Other monitoring issues : We have configured syslog.conf to send message errors to 'messages.err', critical to 'messages.crit' etc. hoping to be able to parse these files to enable an appropriate response according to severity. However, when doing the same power supply pull, we only get a message in the 'info' file. (This is deemed of sufficient importance however to trigger autosupport email.) So it appears we have to match on the message wording itself - an incremental approach of matching on all known potential error messages - time consuming.
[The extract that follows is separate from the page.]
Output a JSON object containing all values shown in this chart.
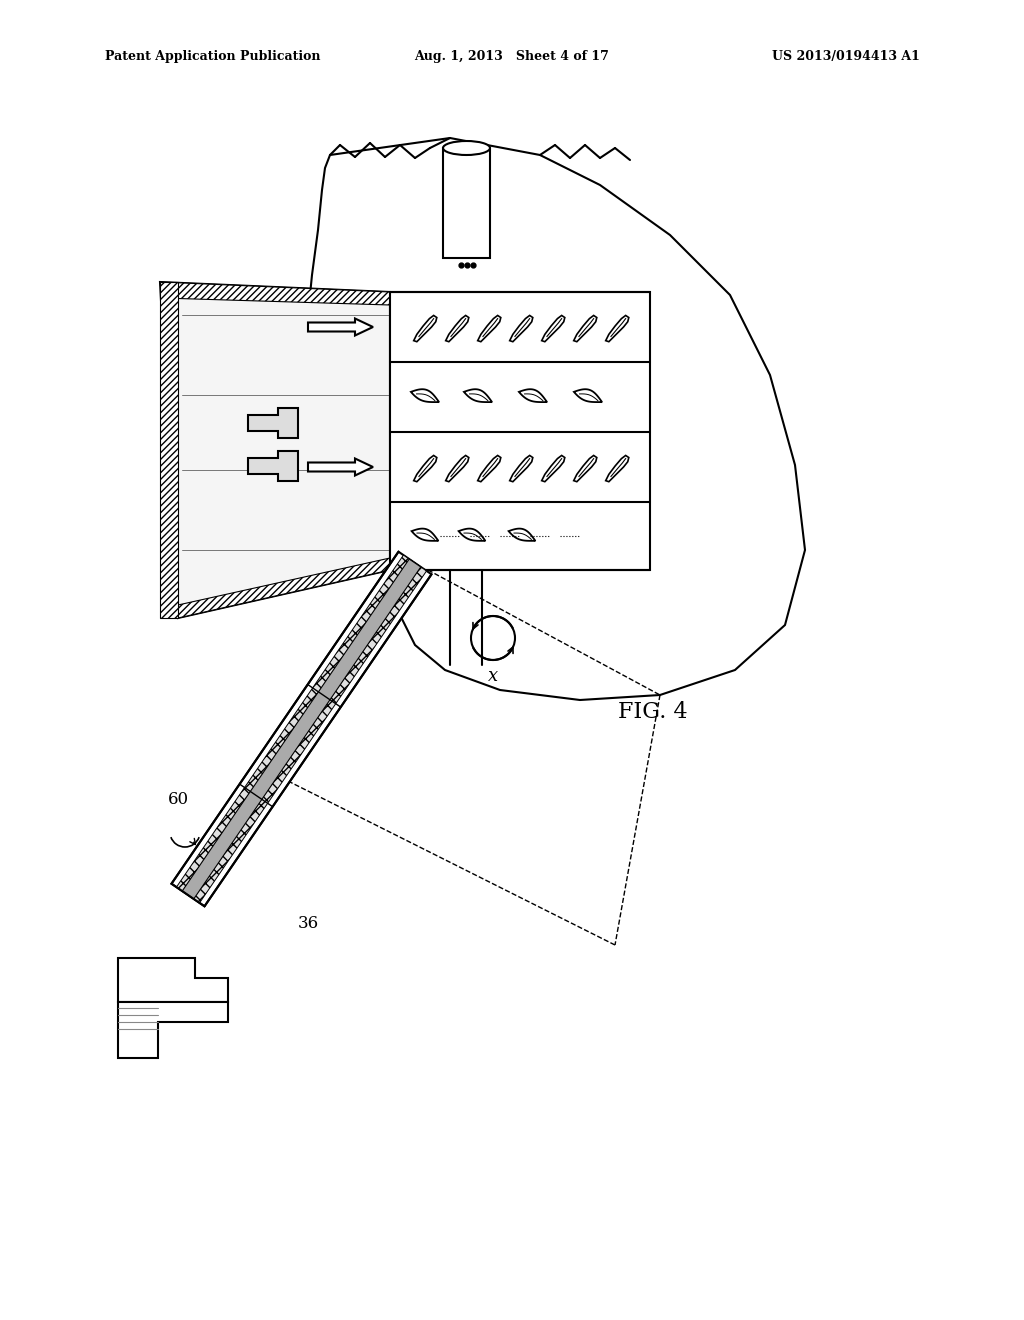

In lieu of better classification of messages, has anybody got a list of known filer error messages, with severity level ?
How do other users monitor filers ?
Regards,
Richard Moore NortelNetworks Harlow UK
Hi Richard...
Thanks for the "starter traps" suggestions.
Is there a more detailed explanation of what event will trigger what status?
I'll defer to Brian's reply on this.
On testing, when we switch off 1 power supply out of 2, we get a 'critical'(5) trap. ( is 'nonCritical' more appropriate ?)
I guess it's somewhat subjective, but I'd call the loss of a power supply a fairly "critical" event, even when there is another power supply happily keeping your system up for you. Just because the failure doesn't cause downtime doesn't necessarily mean it should automatically fall into the "nonCriticial" bracket, especially when you have a "nonRecoverable" bracket above "critical". To borrow a quote from Spinal Tap, the dial on this thing goes all the way to eleven! :-) That's my view anyway.
We have configured syslog.conf to send message errors to 'messages.err', critical to 'messages.crit' etc. hoping to be able to parse these files to enable an appropriate response according to severity. However, when doing the same power supply pull, we only get a message in the 'info' file.
Yep, this is clearly inconsistent. It looks like Brian has already filed the bug. Sorry about that.
Keith